Every society has individuals who break the law -- people who cross over the boundaries of acceptable behavior and damage others. Citizens work together to arrest and convict those who commit murder, assault, larceny, conspiracy, and other crimes. It is disturbing when laws are broken, but we feel even more violated when our fellow citizens profane our trust -- and there is no need to break any laws to do so. Obedience to the law is not enough. Americans demand legal and ethical behavior from themselves and their fellow citizens. Today we have cause to question the ethics of our society. We have a crisis of confidence in our government, our military, and in religious, social, and business institutions.

It is not the first time Americans have faced such a crisis of confidence. Our history reminds us that acting ethically has been a constant challenge. Remember that ethical concerns were one of the chief causes of the American Revolution. We all want to commemorate tea parties and taxes, but the causes for our separation from Great Britain ran much deeper than just a tax revolt.

In the decade before the Revolution, Americans questioned the ethical values of the British government. It was not simply that Americans disliked laws the British government passed. Americans believed that British government had become corrupt: that government officials used authority self-servingly, that the British mercantile system trapped American colonists in economic subservience, that politicians and corporations were in collusion, and even that British society itself had slipped into moral decay.

Two hundred and thirty-seven years ago this month, Virginians, meeting in the Fifth Virginia Convention in Williamsburg, took action and separated themselves from this perceived unethical behavior. Virginians declared independence from Great Britain: they sent instructions to the Virginia delegates sitting in the Continental Congress in Philadelphia to make a motion for American independence. Then, the Fifth Virginia Convention delegates penned and adopted the Virginia Declaration of Rights.

The Virginia Declaration of Rights is a clear statement of the principles on which Virginia established its first constitutional government; both the inherent legal rights of individuals and the ethical responsibilities of citizens. The declaration reminds us that there is a synergy between law and ethics. The purpose of law and government is to provide the "greatest degree of happiness and safety" for the community. But delegates were aware that law alone was not sufficient. The document does not just allude to our ethical responsibilities. The declaration reminds us that it is the "mutual duty of all to practice Christian forbearance, love, and charity towards each other." Article fifteen explicitly states "That no free government, or the blessings of liberty, can be preserved to any people but by a firm adherence to justice, moderation, temperance, frugality, and virtue, and by frequent recurrence to fundamental principles." It was clear to the founders of our nation, then, that government as well as individual citizens must be held to an ethical standard, not just a legal one.

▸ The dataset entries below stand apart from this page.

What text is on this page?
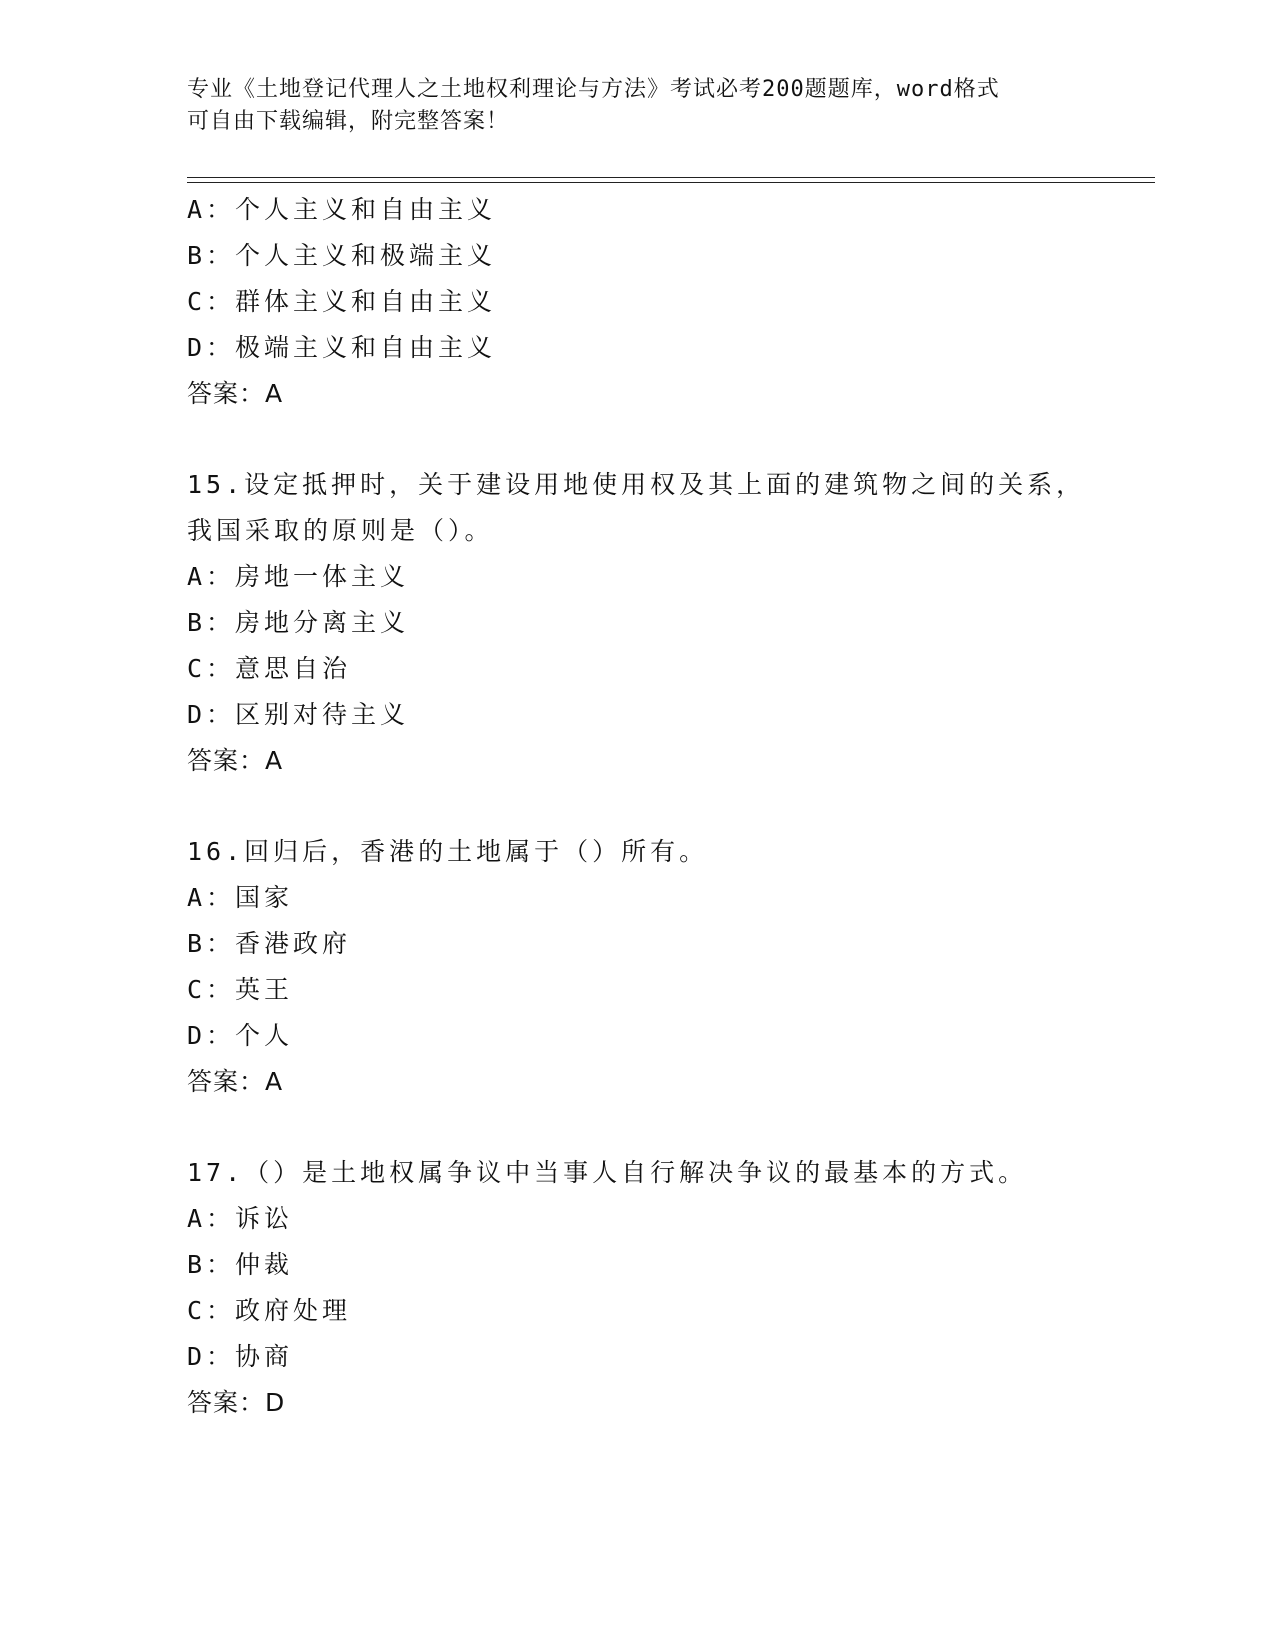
专业《土地登记代理人之土地权利理论与方法》考试必考200题题库，word格式
可自由下载编辑，附完整答案！
A：个人主义和自由主义
B：个人主义和极端主义
C：群体主义和自由主义
D：极端主义和自由主义
答案：A
15.设定抵押时，关于建设用地使用权及其上面的建筑物之间的关系，
我国采取的原则是（）。
A：房地一体主义
B：房地分离主义
C：意思自治
D：区别对待主义
答案：A
16.回归后，香港的土地属于（）所有。
A：国家
B：香港政府
C：英王
D：个人
答案：A
17.（）是土地权属争议中当事人自行解决争议的最基本的方式。
A：诉讼
B：仲裁
C：政府处理
D：协商
答案：D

"We the People" and our representatives pass laws and enforce them, but that does not fulfill our ethical responsibility. If we understand our civic responsibility, we understand that we must create a synergy and balance between the law and our ethical values. Just as citizens work to create just laws, we must demand from ourselves and our leaders -- governmental, military, social, business, religious -- the ethical values of "justice, moderation, temperance, frugality, and virtue" essential to our American republic. The American Revolution lives within every American citizen. We are the beneficiaries of the Fifth Virginia Convention. It is our civic responsibility to demand ethical -- not just legal -- behavior from those who purport to be our leaders.